Un mois après le coup d’Etat du 03 Août, vendredi 02 septembre 2005, le président du CMJD promulgue une ordonnance accordant amnistie pleine et entière pour les infractions commises avant le 03 Août 2005. Les infractions à la sûreté intérieure et extérieure de l’Etat, les délits de presse, de réunion et de constitution des associations et enfin toutes infractions à caractère politique ou militaire sont couvertes par cette ordonnance d’amnistie. Il en résulte une liste de 115 personnes allant du leader du Front populaire, Chbih Ould Cheikh Mélainine aux auteurs de la tentative de putsch du 08 Juin en passant par les islamistes, les "auteurs de Grab I" et les exilés. Ainsi, en dehors de quelques rares éléments islamistes incarcérés pour collusion avec les terroristes algériens du GSPC qui avaient l’on se rappelle beaucoup fait parlé d’eux à Lemghaïty, l’ensemble des détenus politiques et autres exilés ont bénéficié de la mesure. Cette libération qui était indispensable pour une décrispation de la scène politique nationale a été très favorablement accueillie par l’opinion publique et l’ensemble des acteurs politiques locaux dont certains continuent néanmoins à lier l’assainissement de la scène nationale au règlement équitable et définitif de la question des réfugiés basés au Sénégal et au Mali.
Face à la communauté internationale
Une confrontation à laquelle le CMJD tentera de parer en avouant dès le 4 août, qu’il "s’engage à respecter tous les traités et conventions internationaux ratifiés par la Mauritanie", mais en vain. Une véritable campagne de séduction sera alors lancée par le CMJD pour se "légitimer" aux yeux de la communauté internationale, les Etats-Unis ayant déjà exigé tout de suite le retour au pouvoir du président déchu (ils se rétracteront le 9 août) et l’Union Africaine suspendant immédiatement la Mauritanie de l’organisation jusqu’au rétablissement de la légalité constitutionnelle.

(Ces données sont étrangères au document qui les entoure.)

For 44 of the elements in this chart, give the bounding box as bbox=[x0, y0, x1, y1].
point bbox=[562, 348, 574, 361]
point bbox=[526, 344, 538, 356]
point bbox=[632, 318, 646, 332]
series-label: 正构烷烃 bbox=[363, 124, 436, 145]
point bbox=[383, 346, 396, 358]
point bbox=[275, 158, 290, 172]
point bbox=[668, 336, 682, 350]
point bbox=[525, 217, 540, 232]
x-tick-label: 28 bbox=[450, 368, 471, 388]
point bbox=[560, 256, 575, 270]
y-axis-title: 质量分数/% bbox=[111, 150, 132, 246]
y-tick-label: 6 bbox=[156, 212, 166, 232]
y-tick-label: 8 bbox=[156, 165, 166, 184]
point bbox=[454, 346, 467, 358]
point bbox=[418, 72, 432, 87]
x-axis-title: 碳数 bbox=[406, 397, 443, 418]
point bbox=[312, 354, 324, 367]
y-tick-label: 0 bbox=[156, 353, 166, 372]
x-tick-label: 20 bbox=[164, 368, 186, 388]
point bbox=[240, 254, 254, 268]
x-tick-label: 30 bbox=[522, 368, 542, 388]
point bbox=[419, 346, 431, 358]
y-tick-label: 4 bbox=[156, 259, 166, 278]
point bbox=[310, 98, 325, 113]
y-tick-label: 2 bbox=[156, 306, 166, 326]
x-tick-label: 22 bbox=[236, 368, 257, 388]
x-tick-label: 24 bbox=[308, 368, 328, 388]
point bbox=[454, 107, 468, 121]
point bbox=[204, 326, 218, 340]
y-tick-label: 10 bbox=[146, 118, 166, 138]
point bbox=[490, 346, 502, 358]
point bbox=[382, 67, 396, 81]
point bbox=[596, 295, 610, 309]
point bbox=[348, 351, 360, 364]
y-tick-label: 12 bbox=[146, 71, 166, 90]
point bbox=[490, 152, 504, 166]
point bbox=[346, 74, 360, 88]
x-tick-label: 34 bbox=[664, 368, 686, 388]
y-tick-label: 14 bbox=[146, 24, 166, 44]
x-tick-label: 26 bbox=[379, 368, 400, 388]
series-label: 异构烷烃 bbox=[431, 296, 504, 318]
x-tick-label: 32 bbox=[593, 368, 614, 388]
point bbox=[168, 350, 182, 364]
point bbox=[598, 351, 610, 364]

D’autres institutions, telle l’Organisation internationale de la francophonie (OIF), qui a également annoncé le 27 août la suspension de sa coopération avec la Mauritanie, ont demandé que les nouvelles autorités précisent le calendrier et les modalités du "rétablissement" de la démocratie.
La condamnation du coup d’Etat par la communauté internationale sera vigoureuse. Allant du secrétaire général de l’ONU Kofi Annan ("profondément troublé") au président ivoirien Laurent Gbagbo (qui demande un retour immédiat à l’ordre constitutionnel) en passant par la France, la Grande-Bretagne (présidente à l’époque de l’Union européenne), l’Espagne, la Commission européenne à Bruxelles, la Tunisie, les Comores, la condamnation du coup d’Etat était sur toutes les lèvres, ce mercredi 3 août 2005. Au Sénégal voisin, Me Wade s’engage à préserver les liens avec la Mauritanie. Au Mali, le gouvernement a exprimé, jeudi, le lendemain du coup d’Etat, sa préoccupation, alors que l’Union européenne (UE) l’a déploré vendredi, appelant au respect "strict" de la démocratie et du cadre constitutionnel légal. Jouant la carte du soutien intérieur que les populations mauritaniennes ont rapidement manifesté dans les rues, suivies par les acteurs politiques et les organisations de la société civile, le CMJD forcera la communauté internationale à revoir sa "tolérance zéro" à l’égard des coups d’Etat. Depuis on ne compte plus les missions de l’union africaine, de l’UE. Il est vrai que le lancement des Journées nationales de concertation, auxquelles pas moins de cinq cents leaders d’opinion nationaux venus de la classe politique, de la sphère intellectuelle, des milieux d’affaires et des organisations de la société civile, les 4 et 19 août, viendront également amollir les réticences internationales.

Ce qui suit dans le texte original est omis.